Wilkowitz cried in her son’s arms while the detectives gave her Rice’s name and birthdate. They told her how they’d figured it out. It amazed her.
She thanked the detectives, and after about 30 minutes, they left. Wilkowitz leaned against her kitchen island for a while, crying. Still shaking, she called Beyrer and thanked him.
Wilkowitz said she was open to talking to Rice’s son. Bottari tried connecting them. The son has told detectives he is considering it, Bottari said.
“I just want to say thank you,” Wilkowitz said, “and how sorry I feel for him and his family to know that a family member is responsible for a crime like this and they have to live knowing that. It’s horrible for them as well.”
Before announcing the case was solved, Suffolk County authorities wanted to make sure they had the right man. So they got a search warrant to exhume Rice’s body. The results came back March 23, nearly 42 years to the day Eve went missing. The samples taken from the remains matched the suspect’s DNA, Bottari said. It was him.
“There is no way we would have gotten to where we are today had it not been for science and genetic genealogy to let us dig deep, find family members and get us to Mr. Rice,” Suffolk County Police Commissioner Rodney Harrison said.
Beyrer praised Wilkowitz for keeping attention on the search for the killer.
“She deserves the credit and I think she’s the star in this case,” Beyrer said.

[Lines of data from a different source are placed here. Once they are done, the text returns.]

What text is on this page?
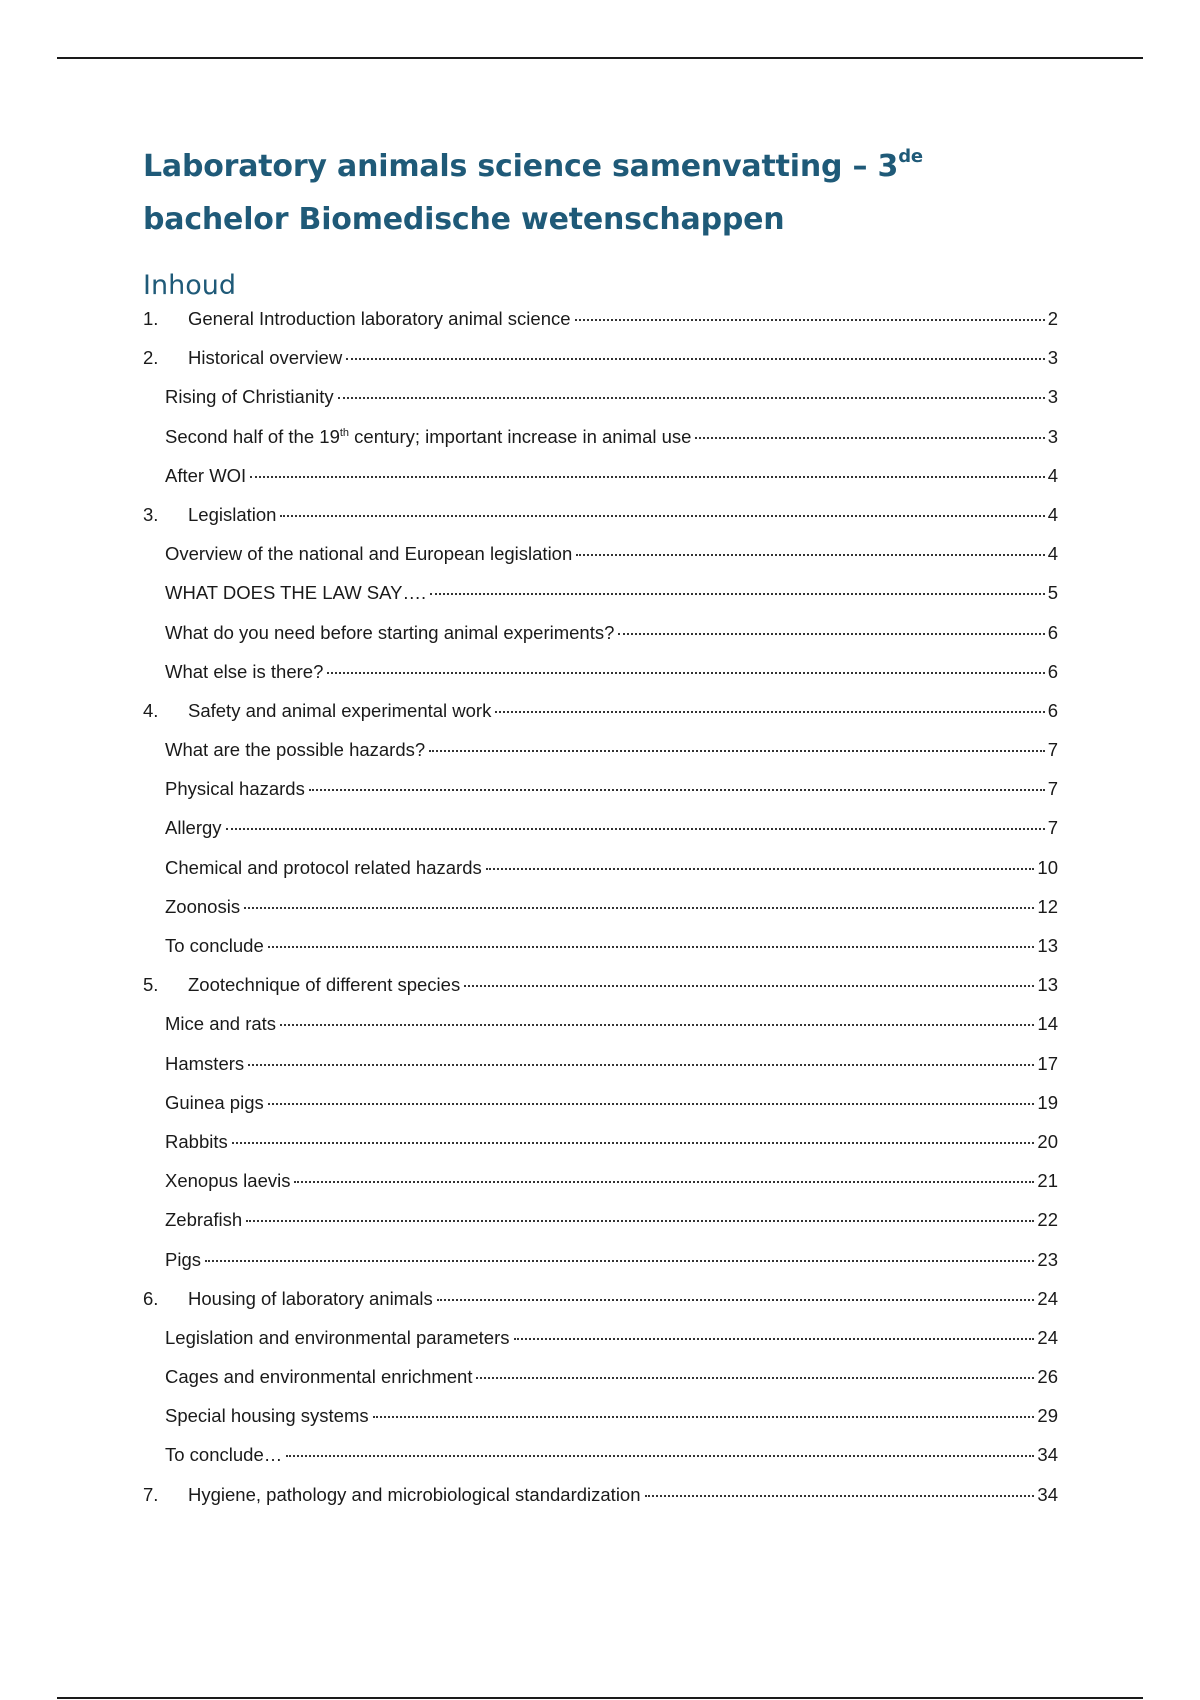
Laboratory animals science samenvatting – 3de
bachelor Biomedische wetenschappen
Inhoud
1.	General Introduction laboratory animal science	2
2.	Historical overview	3
Rising of Christianity	3
Second half of the 19th century; important increase in animal use	3
After WOI	4
3.	Legislation	4
Overview of the national and European legislation	4
WHAT DOES THE LAW SAY….	5
What do you need before starting animal experiments?	6
What else is there?	6
4.	Safety and animal experimental work	6
What are the possible hazards?	7
Physical hazards	7
Allergy	7
Chemical and protocol related hazards	10
Zoonosis	12
To conclude	13
5.	Zootechnique of different species	13
Mice and rats	14
Hamsters	17
Guinea pigs	19
Rabbits	20
Xenopus laevis	21
Zebrafish	22
Pigs	23
6.	Housing of laboratory animals	24
Legislation and environmental parameters	24
Cages and environmental enrichment	26
Special housing systems	29
To conclude…	34
7.	Hygiene, pathology and microbiological standardization	34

The case is now closed. But Wilkowitz still suffers from the trauma of losing her sister, and of going decades not knowing who killed her. She still has questions that will never be answered.

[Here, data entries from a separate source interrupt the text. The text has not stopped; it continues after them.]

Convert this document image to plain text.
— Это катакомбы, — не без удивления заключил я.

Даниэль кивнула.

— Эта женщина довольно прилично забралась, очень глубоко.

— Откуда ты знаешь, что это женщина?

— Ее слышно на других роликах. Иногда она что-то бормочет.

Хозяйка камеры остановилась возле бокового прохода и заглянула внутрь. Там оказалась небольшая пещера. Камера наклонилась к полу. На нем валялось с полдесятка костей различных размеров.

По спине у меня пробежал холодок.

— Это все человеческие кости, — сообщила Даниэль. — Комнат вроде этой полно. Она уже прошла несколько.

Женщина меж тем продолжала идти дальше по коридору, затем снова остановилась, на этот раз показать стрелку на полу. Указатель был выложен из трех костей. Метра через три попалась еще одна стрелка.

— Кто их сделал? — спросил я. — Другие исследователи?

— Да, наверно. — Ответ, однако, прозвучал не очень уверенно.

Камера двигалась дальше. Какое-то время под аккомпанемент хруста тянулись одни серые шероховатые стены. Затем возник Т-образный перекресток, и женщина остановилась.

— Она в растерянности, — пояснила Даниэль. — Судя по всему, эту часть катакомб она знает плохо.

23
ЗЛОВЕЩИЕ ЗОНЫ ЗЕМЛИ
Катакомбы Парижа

“I can’t ask him anything — why did he do it? Why did he pick on an innocent beautiful woman who was just walking home?” Wilkowitz said. “There are no real answers, no reason why.”
She wants to find a way to continue being a voice for her sister — and maybe for the families of other victims whose cases remain cold. To say there is always hope.
Her sister wasn’t just a story told and retold in the media, Wilkowitz said.
“She was a real person,” Wilkowitz said. “She was outgoing, had lots of friends, loved horses, loved music, liked to read and write and draw. And she liked to be a big sister to me. I want people to know that.”